Roll up your sleeves and get crackin – it’s BBQ blue crab season in Texas. Houston has the best of all worlds. Close enough to Galveston to get them fresh, and far enough away from Louisiana to justify barbecuing a crab, Houston is perfectly centered in blue crab country. Every Houstonian should experience the unofficial crab crawl at some point in life. That means packing a healthy appetite in a car with family or friends and taking a BBQ crab tour through Houston and the areas outside of Houston. There are no driving directions for a perfect BBQ crab road trip throughout the Gulf Coast. The only requirements are that you have an appetite, some patience to get to the good meat, and a group of friends who are willing to share in the experience.
During the summer months when crawfish find their way off of menus throughout the Gulf Coast, the waters of the Gulf of Mexico become warm enough to cause blue crabs to come out from their hiding spots and begin growing. The typical blue crab season in Texas runs from late May through October depending on the temperature of the water and the temperament of the crab. Despite the visual, Texans don’t simply throw the crab on the pit and smoke them. Instead, BBQ crabs are dredged in BBQ seasoning then deep fried until the meat is sweet and tender.
The concept of BBQ crab began in the 1940s, but it was not until the 1970s when the Sartin’s family made them famous. Now, various iterations of the Texas specialty find favor from crab lovers and native Texans throughout the Gulf Coast region. BBQ crabs offer the best of both worlds – prime seafood and BBQ flavoring; all of the makings of a great Texas tradition. While there are a number of restaurants that may be local favorites, the following locations have been serving up the succulent goodness for years and constantly find their way onto the winner’s podium during the season.
1) Sartin’s Seafood (Beaumont, Texas; Nederland, Texas). Sartin’s is a tradition seemingly as old as Texas. In the old days during the summer months, parents would strap their kids into the backseat of the family car and make the one hour drive to the latest and greatest Sartin’s restaurant for the all you can eat BBQ crab platter. That tradition continues today. Although various branches of the Sartin’s family (and in-laws) have opened a number of restaurants through the years, one thing that has escaped the family drama is the flavor of the BBQ crabs. Regardless of the location, Sartin’s offers the BEST flavor and the best value for your money. Depending on the location, the AYCE platter is only offered on certain days (including weekends) and ensures that you will be happy and full when you leave. BEWARE: everyone at the table must order the $25.00 platter, so make sure your party is hungry when you get there. In fact, make this your first stop. What makes Sartin’s the leader in BBQ crab preparation is its consistency. Also, the accompaniments served with the platters are equally as good as the crabs themselves. Do not skip Sartin’s if you are looking to go on the Tour de Crab this summer. You will miss out on a legend if you do.

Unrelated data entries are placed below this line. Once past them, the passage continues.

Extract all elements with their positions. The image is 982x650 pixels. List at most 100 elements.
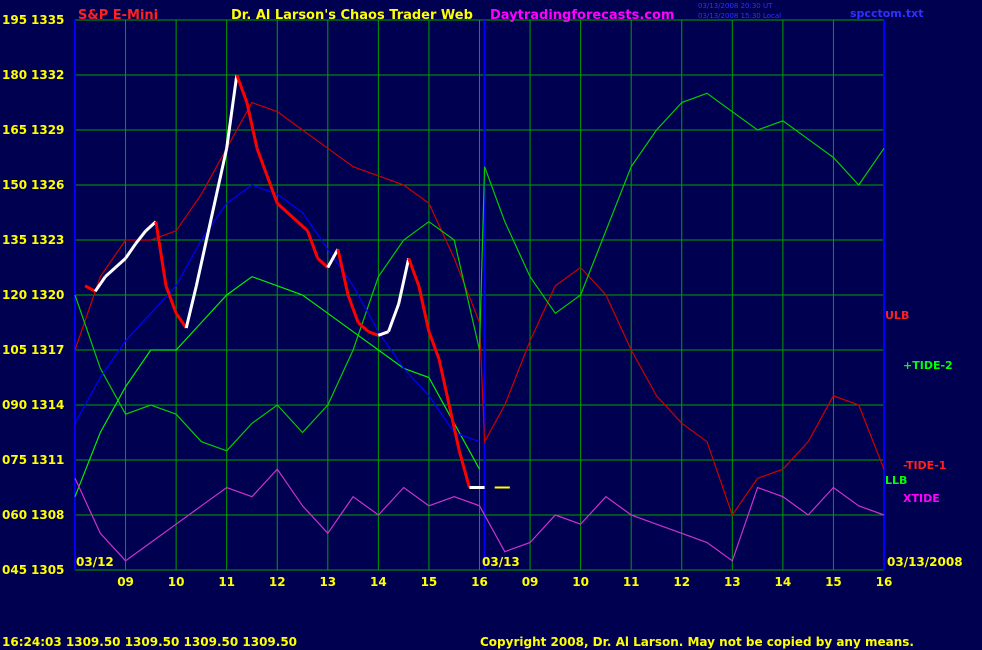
y-label-right: 1326 [31,178,64,192]
price-segment [377,330,389,337]
x-tick-label: 14 [775,575,792,589]
y-label-right: 1332 [31,68,64,82]
x-tick-label: 16 [876,575,893,589]
site-label: Daytradingforecasts.com [490,8,674,23]
series-line-xtide [74,468,885,562]
price-segment [427,331,441,360]
x-tick-label: 11 [218,575,235,589]
price-segment [397,258,411,305]
price-segment [124,242,137,260]
x-tick-label: 15 [825,575,842,589]
y-label-left: 060 [2,508,27,522]
x-tick-label: 10 [572,575,589,589]
price-segment [134,229,147,245]
price-segment [144,220,157,232]
x-tick-label: 15 [421,575,438,589]
axes-layer: 195 1335 180 1332 165 1329 150 1326 135 1323 120 13… [2,13,892,589]
price-segment [154,221,168,287]
x-tick-label: 09 [117,575,134,589]
price-segment [367,330,379,337]
price-segment [357,321,370,333]
x-tick-label: 11 [623,575,640,589]
file-label: spcctom.txt [850,7,924,20]
copyright: Copyright 2008, Dr. Al Larson. May not b… [480,635,914,649]
y-label-right: 1305 [31,563,64,577]
price-segment [437,358,451,406]
price-segment [265,175,279,204]
series-line-llb [74,276,481,497]
chart-title: Dr. Al Larson's Chaos Trader Web [231,8,473,23]
y-label-right: 1311 [31,453,64,467]
stamp-line2: 03/13/2008 15:30 Local [698,12,781,20]
price-segment [215,148,229,195]
price-segment [164,285,178,314]
y-label-right: 1335 [31,13,64,27]
price-segment [235,74,249,104]
date-end: 03/13/2008 [887,555,963,569]
label-llb: LLB [885,474,907,487]
series-line-ulb [74,101,885,517]
x-tick-label: 09 [522,575,539,589]
series-line-blue [74,184,480,443]
price-segment [316,257,329,269]
price-segment [457,450,471,488]
y-label-left: 090 [2,398,27,412]
x-tick-label: 10 [168,575,185,589]
y-label-left: 075 [2,453,27,467]
price-segment [184,285,198,329]
price-segment [194,239,208,287]
price-segment [104,266,117,278]
price-segment [84,284,96,293]
price-segment [296,220,309,232]
series-layer [74,74,885,562]
price-segment [174,312,188,329]
y-label-left: 120 [2,288,27,302]
x-tick-label: 14 [370,575,387,589]
y-label-right: 1329 [31,123,64,137]
price-segment [407,257,421,287]
price-segment [255,147,269,177]
date-start: 03/12 [76,555,114,569]
y-label-left: 195 [2,13,27,27]
x-tick-label: 13 [319,575,336,589]
y-label-right: 1314 [31,398,64,412]
price-segment [204,193,219,241]
price-segment [286,211,299,223]
price-segment [326,248,340,269]
price-segment [417,285,431,332]
y-label-right: 1320 [31,288,64,302]
instrument-label: S&P E-Mini [78,8,158,23]
price-segment [276,202,289,214]
series-line--tide-2 [74,92,885,452]
price-segment [306,230,320,259]
x-tick-label: 12 [673,575,690,589]
x-tick-label: 13 [724,575,741,589]
price-segment [387,303,401,333]
stamp-line1: 03/13/2008 20:30 UT [698,2,773,10]
label-tide2: +TIDE-2 [903,359,953,372]
y-label-left: 165 [2,123,27,137]
y-label-left: 150 [2,178,27,192]
price-segment [225,74,239,149]
y-label-right: 1317 [31,343,64,357]
y-label-left: 135 [2,233,27,247]
y-label-left: 105 [2,343,27,357]
y-label-right: 1323 [31,233,64,247]
price-segment [336,248,350,296]
x-tick-label: 16 [471,575,488,589]
date-mid: 03/13 [482,555,520,569]
x-tick-label: 12 [269,575,286,589]
label-ulb: ULB [885,309,909,322]
price-segment [114,257,127,269]
label-xtide: XTIDE [903,492,940,505]
price-segment [245,102,259,149]
y-label-left: 180 [2,68,27,82]
price-segment [93,275,107,293]
label-tide1: -TIDE-1 [903,459,946,472]
price-segment [346,294,360,324]
y-label-left: 045 [2,563,27,577]
price-segment [447,404,461,452]
quote-line: 16:24:03 1309.50 1309.50 1309.50 1309.50 [2,635,297,649]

2) Floyd’s Cajun Seafood House (Webster, Texas; Sugar Land, Texas; Pearland, Texas). Floyd’s knows good seafood. Appearing more like a standard Texas draft house and less like a seafood joint, Floyd’s adheres to the seafood traditions in the best way possible by serving blue crab, oysters, and crawfish according to the designated seasons. Floyd’s has become so popular that it recently opened a location in Sugar Land, Texas off of Hwy. 59 next to First Colony Mall. The area is littered with families, the signature clientele for this restaurant. The crab preparation at Floyd’s follows the traditional style – a dredge of salty BBQ seasoning and a quick visit into the deep fryer. Floyd’s does not offer an all-you-can-eat option for the crabs which may make your wallet raise an eyebrow, but the crabs are so good that it is well worth the $3.00/crab price. For the best flavor, try the Webster and Pearland locations. The Sugar Land location only recently opened and the cooks are still learning how to balance off the saltiness of the seasoning. Otherwise, Floyd’s comes in a close second to Sartin’s and is well worth a stop on any BBQ crab crawl this season.
3) Ragin Cajin (Houston, Texas; Sugar Land, Texas; Westchase (Houston)). Ragin Cajun also adheres to the seasonalities of crab and crawfish, and offers BBQ crab beginning in July. Ragin Cajun has a different take on the tradition, however. The restaurant still deep fries the crab but the finished product tastes and looks like the chef uses a hint of flour to create the “fried” experience. Although the BBQ flavor is less prominent than at Floyd’s or Sartin’s, what Ragin Cajun achieves is value for the size. Of all three top contenders, Ragin Cajun provides the largest crab, and the meat is more tender and sweeter than at its rival restaurants. While Ragin Cajun does not offer an AYCE version, it does offer a nice sized platter with four crabs and two sides for $16.00. This is a decent value, especially given that most people can only eat 4 – 5 crabs at one sitting. Because Ragin Cajun uses a more flour-based dredge, the crabs are not as salty as they are at Sartin’s and Floyd’s. Regardless of your preference, make sure to make Ragin Cajin a necessary stop on your crab crawl.